The Guerrilla Girls, who describe themselves as “culture’s favourite masked avengers”, have been plastering stickers across Los Angeles and New York complaining at the scarcity of female directors, producers, cinematographers and screenwriters. According to the stickers, no woman has ever won an Oscar for feature film direction, cinematography or sound, and 94% of the writing awards have gone to men.
The stickers also say that a range of major production companies – Miramax, New Line, Artisan, Sony, Screen Gems, Paramount Classics, Fine Line, Dimension, USA Films and the Shooting Gallery – released no more than one film directed by a woman last year. In some cases, it was none.Only four of last year’s top-grossing 100 films were directed by women, reads another sticker – “even the US Senate”, the sticker says, is “more progressive than Hollywood”. The group’s film statistics are taken mainly from research done at San Diego State university.
The Guerrilla Girls were founded in 1985 as a reaction to an exhibition at New York’s Museum of Modern Art which featured the work of 169 artists of whom only 13 were women.
Discrimination
Since then, wearing gorilla masks and calling themselves “your cultural conscience”, they have staged stunts on the issue of discrimination against women and minorities in the arts.
To maintain anonymity, they use the names of dead women in the arts such as the painters Frida Kahlo of Mexico and Georgia O’Keeffe of the US, and the French writer Anais Nin. They say they are feminist counterparts of the Lone Ranger and Robin Hood. “We could be anyone,” they say on their website.

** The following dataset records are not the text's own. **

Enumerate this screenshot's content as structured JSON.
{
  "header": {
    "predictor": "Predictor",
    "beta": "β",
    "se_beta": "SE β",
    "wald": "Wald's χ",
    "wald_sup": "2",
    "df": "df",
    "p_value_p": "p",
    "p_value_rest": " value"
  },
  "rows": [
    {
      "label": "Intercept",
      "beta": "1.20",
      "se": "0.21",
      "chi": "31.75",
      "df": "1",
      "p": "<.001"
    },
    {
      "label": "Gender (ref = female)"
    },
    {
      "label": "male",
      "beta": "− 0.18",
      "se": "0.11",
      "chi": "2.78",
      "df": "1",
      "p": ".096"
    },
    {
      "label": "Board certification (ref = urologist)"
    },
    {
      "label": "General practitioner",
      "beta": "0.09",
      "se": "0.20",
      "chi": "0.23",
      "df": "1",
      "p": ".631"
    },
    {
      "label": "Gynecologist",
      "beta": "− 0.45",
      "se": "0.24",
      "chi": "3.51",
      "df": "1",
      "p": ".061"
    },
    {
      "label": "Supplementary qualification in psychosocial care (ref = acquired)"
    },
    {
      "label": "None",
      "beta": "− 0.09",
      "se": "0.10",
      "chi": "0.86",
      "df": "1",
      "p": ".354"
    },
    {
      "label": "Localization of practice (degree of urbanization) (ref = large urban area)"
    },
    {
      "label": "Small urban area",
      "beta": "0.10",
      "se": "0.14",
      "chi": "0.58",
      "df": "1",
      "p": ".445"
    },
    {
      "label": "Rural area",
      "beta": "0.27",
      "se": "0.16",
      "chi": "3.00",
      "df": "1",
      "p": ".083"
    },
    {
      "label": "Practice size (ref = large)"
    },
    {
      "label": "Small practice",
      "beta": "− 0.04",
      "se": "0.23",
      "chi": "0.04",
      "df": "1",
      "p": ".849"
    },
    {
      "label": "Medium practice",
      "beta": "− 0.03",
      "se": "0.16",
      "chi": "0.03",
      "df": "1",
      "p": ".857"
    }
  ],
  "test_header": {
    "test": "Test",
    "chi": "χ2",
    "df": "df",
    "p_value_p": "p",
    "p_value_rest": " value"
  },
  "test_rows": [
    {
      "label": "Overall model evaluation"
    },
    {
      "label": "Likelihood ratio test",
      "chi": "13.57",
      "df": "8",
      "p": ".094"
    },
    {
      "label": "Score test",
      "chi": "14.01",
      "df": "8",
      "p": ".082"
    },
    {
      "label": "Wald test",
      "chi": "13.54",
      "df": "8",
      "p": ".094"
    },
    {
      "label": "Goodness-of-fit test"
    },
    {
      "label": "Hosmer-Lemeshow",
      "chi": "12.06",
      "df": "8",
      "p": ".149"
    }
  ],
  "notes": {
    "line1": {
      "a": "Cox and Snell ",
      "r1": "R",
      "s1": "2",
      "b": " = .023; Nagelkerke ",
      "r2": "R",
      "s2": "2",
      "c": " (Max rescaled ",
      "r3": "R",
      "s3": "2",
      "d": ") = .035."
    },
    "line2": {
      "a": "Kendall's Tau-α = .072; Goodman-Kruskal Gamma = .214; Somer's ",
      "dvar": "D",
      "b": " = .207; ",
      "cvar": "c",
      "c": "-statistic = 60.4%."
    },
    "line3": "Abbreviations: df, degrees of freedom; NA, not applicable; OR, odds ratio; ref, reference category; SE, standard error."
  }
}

They have produced around 70 posters on different themes, the latest being the mock film poster for The Birth of Feminism which shows Pamela Anderson, Halle Berry and Catherine Zeta-Jones in bikinis with the slogan: “They made women’s rights look good. Really good!”
Anderson is billed as playing Gloria Steinem and Berry and Zeta-Jones as feminist politicians Flo Kennedy and Bella Abzug. The Guerrilla Girls said of the poster: “Women producers have been trying for years, without luck, to convince movie and television studios to make a film about the feminist movement of the 1960s and 70s. We think they’re lucky Hollywood hasn’t gone for it.”
The film statistics on the stickers are backed up by a new study carried out at San Diego State university which analyses the jobs women did in production of the 250 top grossing films in the US. Looking at all executive producers, producers, directors, writers, cinematographers and editors of the films released in 1999, the study found that 17% were women. For cinematographers specifically, the figure was 4%; for executive producers, 15%; and for writers it was 12%.
“It is impossible to look at these numbers and claim that discrimination is a thing of the past,” said Martha Lauzen, a professor at the university’s School of Communication where the latest survey was compiled.
A key reason for this imbalance, she argued yesterday, was the film industry’s ignorance of its extent: “I don’t think this is part of a grand conspiracy,” Professor Lauzen said. “I don’t think all the men in the business get together once a year and say ‘let’s not hire any women’. It’s more of a lack of awarenesss.”
But she did not believe hiring decisions would change without pressure. She cited the campaigns run by the National Association for the Advancement of Coloured People which protested last year at the shortage of parts for actors from ethnic minorities in prime time television.
“The reason we don’t see more women speaking out is that they want to go to work next morning,” Prof Lauzen said. “It’s great that the Guerrilla Girls are doing what they’re doing.”
Fear of open protest
The study also looked at television where 40% of all prime time characters are female; for those behind the scenes the figure is 23%. Women fared best as producers and worst as cinematographers.
One box office success last year, What Women Want, starring Mel Gibson and Helen Hunt, was directed by a woman, Nancy Meyers. It told the story of a man who was able to read women’s minds, clearly not a skill that Hollywood’s male studio executives have yet acquired.